Of course this unabashed fictional history is objectionable, but it also commands respect. The openness of the matter in this project is a relief from the decades-long development in urban planning in which futile historical facts are sold as serious commodities. Kloosterveste proclaims without hesitation that its history is a white lie. This gives the neighborhood the lightness of a fairy tale instead of a feigned historical burden. In a way, I consider it a step forward that the municipality of Assen openly admits that identity in urban planning is simply a marketing product. You’d better be straight forward. The commissioner’s demand for art is just as unabashed and clear: “a work of art on Vesteplein must have urban significance”. Yes indeed, urban significance is ironically missing. The question is of course whether this is also intended to be a lie. I asked myself how fictional meaning as such can turn into the true meaning of an artwork.

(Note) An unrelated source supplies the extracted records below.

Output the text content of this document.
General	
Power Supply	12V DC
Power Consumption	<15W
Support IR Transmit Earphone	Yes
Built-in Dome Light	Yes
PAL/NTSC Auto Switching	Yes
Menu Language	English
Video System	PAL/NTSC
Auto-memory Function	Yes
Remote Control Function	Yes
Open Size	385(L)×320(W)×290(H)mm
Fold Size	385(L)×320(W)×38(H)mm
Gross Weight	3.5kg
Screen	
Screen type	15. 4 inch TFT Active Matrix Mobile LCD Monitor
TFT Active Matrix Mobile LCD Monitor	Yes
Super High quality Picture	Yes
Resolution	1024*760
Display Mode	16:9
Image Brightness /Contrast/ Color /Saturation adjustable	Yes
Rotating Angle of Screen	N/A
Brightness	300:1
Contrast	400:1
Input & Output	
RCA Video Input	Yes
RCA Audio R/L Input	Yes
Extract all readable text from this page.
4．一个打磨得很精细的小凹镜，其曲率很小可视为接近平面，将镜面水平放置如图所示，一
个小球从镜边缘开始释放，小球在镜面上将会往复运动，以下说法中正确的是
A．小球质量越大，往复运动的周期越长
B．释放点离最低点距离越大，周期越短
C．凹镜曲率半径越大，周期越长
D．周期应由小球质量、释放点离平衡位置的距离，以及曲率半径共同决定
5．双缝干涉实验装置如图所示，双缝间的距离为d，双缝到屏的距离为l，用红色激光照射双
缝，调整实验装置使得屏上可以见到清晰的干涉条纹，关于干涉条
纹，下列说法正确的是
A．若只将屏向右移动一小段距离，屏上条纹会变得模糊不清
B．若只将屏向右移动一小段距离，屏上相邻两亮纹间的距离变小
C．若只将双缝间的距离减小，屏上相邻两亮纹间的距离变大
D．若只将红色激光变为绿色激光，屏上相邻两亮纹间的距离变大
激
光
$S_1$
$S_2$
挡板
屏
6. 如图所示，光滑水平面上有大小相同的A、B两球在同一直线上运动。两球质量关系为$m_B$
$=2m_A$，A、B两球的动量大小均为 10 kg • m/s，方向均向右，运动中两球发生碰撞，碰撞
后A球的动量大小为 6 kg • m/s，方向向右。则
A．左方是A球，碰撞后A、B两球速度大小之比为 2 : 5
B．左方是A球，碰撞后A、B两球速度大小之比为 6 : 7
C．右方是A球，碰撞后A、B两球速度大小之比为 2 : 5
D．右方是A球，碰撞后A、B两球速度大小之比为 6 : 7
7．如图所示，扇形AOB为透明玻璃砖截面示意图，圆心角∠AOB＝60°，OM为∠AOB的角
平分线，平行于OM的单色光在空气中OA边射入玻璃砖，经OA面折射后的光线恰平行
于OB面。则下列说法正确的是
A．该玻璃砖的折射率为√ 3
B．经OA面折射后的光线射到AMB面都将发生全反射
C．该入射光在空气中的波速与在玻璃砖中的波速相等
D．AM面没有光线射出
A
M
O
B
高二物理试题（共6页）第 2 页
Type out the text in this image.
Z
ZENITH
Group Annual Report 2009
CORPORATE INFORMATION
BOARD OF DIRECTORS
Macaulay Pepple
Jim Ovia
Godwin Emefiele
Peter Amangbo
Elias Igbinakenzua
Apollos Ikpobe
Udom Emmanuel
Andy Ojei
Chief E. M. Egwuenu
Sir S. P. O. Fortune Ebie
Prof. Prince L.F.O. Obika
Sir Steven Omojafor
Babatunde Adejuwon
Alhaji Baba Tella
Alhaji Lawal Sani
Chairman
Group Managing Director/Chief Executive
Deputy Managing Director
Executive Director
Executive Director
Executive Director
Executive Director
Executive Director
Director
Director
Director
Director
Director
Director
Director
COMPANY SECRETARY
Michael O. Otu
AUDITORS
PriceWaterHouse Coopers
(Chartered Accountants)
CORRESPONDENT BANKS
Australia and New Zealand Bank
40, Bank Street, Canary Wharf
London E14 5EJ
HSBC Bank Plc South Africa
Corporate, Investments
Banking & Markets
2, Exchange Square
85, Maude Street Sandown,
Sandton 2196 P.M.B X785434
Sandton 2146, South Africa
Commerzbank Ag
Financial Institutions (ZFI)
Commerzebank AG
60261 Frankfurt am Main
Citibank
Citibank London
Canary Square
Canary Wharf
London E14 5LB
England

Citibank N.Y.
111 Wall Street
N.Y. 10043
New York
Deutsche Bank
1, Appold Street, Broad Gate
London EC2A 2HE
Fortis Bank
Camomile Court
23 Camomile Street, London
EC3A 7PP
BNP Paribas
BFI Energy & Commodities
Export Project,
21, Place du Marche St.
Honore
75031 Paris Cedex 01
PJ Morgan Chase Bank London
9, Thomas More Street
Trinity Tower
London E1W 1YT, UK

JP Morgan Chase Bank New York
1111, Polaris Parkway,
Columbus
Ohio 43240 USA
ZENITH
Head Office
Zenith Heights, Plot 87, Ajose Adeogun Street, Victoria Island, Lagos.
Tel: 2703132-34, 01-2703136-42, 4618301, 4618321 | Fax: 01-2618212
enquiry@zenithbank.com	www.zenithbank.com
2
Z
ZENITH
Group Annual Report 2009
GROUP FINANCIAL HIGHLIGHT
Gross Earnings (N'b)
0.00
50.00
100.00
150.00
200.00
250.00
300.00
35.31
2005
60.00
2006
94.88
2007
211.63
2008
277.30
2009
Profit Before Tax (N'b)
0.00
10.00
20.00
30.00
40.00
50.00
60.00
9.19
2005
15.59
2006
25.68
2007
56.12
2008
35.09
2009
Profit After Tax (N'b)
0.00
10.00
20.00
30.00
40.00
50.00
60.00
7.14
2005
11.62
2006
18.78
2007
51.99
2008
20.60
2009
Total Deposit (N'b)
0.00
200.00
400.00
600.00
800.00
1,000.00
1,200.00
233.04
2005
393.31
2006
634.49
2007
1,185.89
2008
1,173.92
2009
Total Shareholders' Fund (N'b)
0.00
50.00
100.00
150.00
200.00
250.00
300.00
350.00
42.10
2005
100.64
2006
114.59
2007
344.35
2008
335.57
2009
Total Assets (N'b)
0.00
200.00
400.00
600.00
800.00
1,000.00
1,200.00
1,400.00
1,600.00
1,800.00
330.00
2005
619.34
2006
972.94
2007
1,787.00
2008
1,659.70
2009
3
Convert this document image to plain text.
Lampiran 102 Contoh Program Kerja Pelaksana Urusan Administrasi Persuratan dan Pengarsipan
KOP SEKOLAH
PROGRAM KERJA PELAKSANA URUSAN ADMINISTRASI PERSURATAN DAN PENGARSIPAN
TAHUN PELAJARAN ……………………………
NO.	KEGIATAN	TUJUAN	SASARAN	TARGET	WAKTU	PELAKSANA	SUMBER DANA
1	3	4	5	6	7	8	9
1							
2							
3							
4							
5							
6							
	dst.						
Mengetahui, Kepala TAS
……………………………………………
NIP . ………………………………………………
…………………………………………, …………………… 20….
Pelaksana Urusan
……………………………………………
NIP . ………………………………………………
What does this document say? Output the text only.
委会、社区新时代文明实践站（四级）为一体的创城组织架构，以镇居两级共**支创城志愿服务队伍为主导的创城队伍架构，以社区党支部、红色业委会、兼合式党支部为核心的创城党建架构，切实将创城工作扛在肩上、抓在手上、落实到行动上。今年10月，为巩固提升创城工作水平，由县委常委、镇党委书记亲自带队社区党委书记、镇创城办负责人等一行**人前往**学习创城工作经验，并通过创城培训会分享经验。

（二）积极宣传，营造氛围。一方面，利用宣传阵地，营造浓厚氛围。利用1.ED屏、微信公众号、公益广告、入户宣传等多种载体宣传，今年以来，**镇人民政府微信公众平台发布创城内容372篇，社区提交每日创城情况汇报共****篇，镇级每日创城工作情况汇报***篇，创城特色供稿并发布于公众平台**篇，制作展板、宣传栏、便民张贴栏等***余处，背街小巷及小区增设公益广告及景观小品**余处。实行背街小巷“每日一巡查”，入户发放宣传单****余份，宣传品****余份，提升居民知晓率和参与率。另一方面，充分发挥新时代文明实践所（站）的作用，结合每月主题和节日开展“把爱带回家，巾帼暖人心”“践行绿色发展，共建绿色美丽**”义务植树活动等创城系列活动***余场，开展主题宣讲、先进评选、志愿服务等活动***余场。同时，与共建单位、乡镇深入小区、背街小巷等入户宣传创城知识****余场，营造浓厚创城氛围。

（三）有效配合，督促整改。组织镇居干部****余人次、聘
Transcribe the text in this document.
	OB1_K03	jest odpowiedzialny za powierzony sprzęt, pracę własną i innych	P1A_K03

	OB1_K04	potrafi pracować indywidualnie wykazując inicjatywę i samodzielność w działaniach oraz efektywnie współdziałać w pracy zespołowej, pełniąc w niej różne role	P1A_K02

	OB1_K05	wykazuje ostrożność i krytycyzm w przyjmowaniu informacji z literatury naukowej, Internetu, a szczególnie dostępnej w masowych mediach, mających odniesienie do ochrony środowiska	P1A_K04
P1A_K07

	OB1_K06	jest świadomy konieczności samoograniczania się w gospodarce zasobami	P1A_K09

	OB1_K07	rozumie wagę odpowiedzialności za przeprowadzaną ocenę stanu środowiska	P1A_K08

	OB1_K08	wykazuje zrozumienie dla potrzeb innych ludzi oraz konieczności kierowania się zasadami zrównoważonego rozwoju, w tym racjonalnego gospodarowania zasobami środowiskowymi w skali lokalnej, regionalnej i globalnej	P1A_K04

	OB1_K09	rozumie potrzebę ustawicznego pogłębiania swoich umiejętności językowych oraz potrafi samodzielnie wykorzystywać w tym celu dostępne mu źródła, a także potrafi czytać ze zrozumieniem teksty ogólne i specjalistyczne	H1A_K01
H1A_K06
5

As in any old fortified town, of course Kloosterveste cannot lack a monument on the center square. Most monuments in cities are hidden lies behind a so called truth (this is what makes them so incredibly interesting). Kloosterveste paradoxically offers the possibility to erect a monument that tells the truth about lying. My design is a monument in which truth and lie are equally real, an amorphous composition of well-known urban attributes that either tell or conceal the truth. The work is a mix of the pedestal of a statue, the pillory, the soapbox, the dock and the confessional. Anyone who steps on a pedestal will most likely lie, on a humble chair someone may confess the truth. Over time this monument's ambivalence will be its truth, an urban element that will harbor many stories of as truth or lie. A work of art that absorbs the truth of Kloosterveste's lie.